MGMT20001 · Organisational Behaviour
Perception and Attribution
Perception is the process of selecting, organising and interpreting sensory data to make sense of the world — and it is perception, not objective reality, that drives behaviour. Because the process takes shortcuts it produces systematic errors (stereotyping, halo, primacy/recency, projection, self-fulfilling prophecy); those feed flawed attributions — the causal stories we tell about why people act as they do, skewed by the fundamental attribution error, self-serving bias and the actor–observer effect. The same shortcuts bias decisions: the rational model is an ideal, but real deciders satisfice under bounded rationality (Simon) and fall to biases (anchoring, confirmation, framing, escalation, Dunning–Kruger).
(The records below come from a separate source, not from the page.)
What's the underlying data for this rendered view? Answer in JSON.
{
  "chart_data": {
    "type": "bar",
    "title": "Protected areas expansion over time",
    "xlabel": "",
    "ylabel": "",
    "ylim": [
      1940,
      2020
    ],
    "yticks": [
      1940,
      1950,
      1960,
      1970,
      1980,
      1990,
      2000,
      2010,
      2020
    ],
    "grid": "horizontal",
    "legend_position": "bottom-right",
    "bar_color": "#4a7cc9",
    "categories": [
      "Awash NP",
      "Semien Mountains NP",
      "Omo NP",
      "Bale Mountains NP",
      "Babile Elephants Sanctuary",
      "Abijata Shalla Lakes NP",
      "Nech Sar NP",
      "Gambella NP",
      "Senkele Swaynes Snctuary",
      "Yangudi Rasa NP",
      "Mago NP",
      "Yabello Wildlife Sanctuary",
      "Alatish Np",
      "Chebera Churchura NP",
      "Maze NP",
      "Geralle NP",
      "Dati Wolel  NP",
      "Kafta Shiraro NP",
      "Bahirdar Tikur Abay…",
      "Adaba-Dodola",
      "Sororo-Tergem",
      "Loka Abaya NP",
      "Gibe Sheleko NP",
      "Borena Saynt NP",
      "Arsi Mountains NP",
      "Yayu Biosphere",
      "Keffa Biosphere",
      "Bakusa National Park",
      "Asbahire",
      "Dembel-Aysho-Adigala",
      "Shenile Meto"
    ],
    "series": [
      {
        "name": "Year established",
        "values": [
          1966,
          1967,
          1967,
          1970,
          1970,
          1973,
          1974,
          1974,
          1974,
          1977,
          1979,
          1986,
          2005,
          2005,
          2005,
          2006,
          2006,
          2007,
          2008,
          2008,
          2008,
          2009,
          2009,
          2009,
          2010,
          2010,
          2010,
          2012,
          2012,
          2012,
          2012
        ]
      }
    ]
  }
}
The Women-in-Engineering mini-case threads the whole chain — perception → attribution → decision → intervention.
What this chapter covers
- 01The perceptual process: select → organise → interpret
- 02Common perceptual errors (stereotyping, halo, primacy/recency, projection, self-fulfilling prophecy)
- 03Attribution theory: internal vs external causes
- 04The three attribution biases (FAE, self-serving, actor–observer)
- 05Decision-making: the rational model vs bounded rationality & satisficing (Simon)
- 06The decision-bias zoo (anchoring, confirmation, framing, escalation, Dunning–Kruger)
- 07Case: Women in Engineering — perception → attribution → decision → intervention
Worked example: run the chain on a hiring scenario
- +1Perception: filing her as 'not a typical engineer' is stereotyping driven by selective attention / unconscious bias.
- +1Attribution: crediting her wins to luck/help (and a man's to talent) is the fundamental attribution error — a biased causal story.
- +1Decision: hiring the 'good-enough', familiar-fitting candidate is satisficing plus confirmation bias; feeling 'confirmed' afterwards is the self-fulfilling loop.
- +1Recommend a design fix: you can't will bias away — design it out: structured criteria set before seeing candidates, blind/anonymised screening, diverse panels.
- +1Seek disconfirming evidence: explicitly look for data that would overturn the favoured choice, to fight confirmation bias.
Key terms
- Perceptual process
- Select → organise → interpret: we attend to a fraction of stimuli, sort them into categories, then assign meaning. We act on the perceived world, not the objective one.
- Self-fulfilling prophecy (Pygmalion)
- A causal loop, not a one-off misread: the perceiver's expectation changes how they treat the target, which changes the target's behaviour, which 'confirms' the expectation.
- Fundamental attribution error (FAE)
- When judging others, over-weighting their disposition (character) and under-weighting the situation. Distinct from self-serving bias, which is about judging ourselves favourably.
- Bounded rationality (Simon)
- Real deciders have limited information, time and processing, so they satisfice — take the first 'good enough' option rather than the optimal one. Alongside it, intuition is fast pattern-matching from experience.
- Escalation of commitment
- Throwing more resources at a failing course to justify the past — not persistence. The tell: the future case for the project no longer stands on its own, only the sunk past does.
Perception and Attribution FAQ
What's the difference between the FAE and self-serving bias?
Direction of judgement. The fundamental attribution error is about judging others (we over-blame their character and under-weight the situation). Self-serving bias is about judging ourselves (we take credit for wins and blame the situation for losses). The actor–observer effect is the combined asymmetry.
Is the rational decision model what people actually do?
No — it's the ideal (identify the problem, weight criteria, generate and evaluate alternatives, choose, review). It assumes full information and unlimited processing, which no one has. Simon's bounded rationality is the realistic correction: we satisfice.
How is the self-fulfilling prophecy more than a misjudgement?
It is causal. The perceiver's expectation changes how they treat the target (fewer chances for a low-rated hire), which changes the target's behaviour (underperformance), which appears to 'confirm' the original expectation. Scenarios describing exactly this are testing the Pygmalion effect.
How do I fix bias in a perception/decision scenario?
Design it out rather than 'trying to be less biased': structured, criteria-based decisions set before seeing candidates; blind or anonymised screening; diverse panels; and a deliberate search for disconfirming evidence. That earns the application marks.
Exam move
Treat this as one chain, not three lists: a perceptual error feeds a biased attribution which drives a flawed decision — so structure scenario answers as perception → attribution → decision → intervention, naming the specific error at each step. Keep the FAE vs self-serving split crisp (others vs self). For decisions, contrast the rational ideal with bounded rationality / satisficing (Simon) and be able to name a bias on sight. Then always finish with a design fix (structure, blinding, criteria), which is where the application marks live.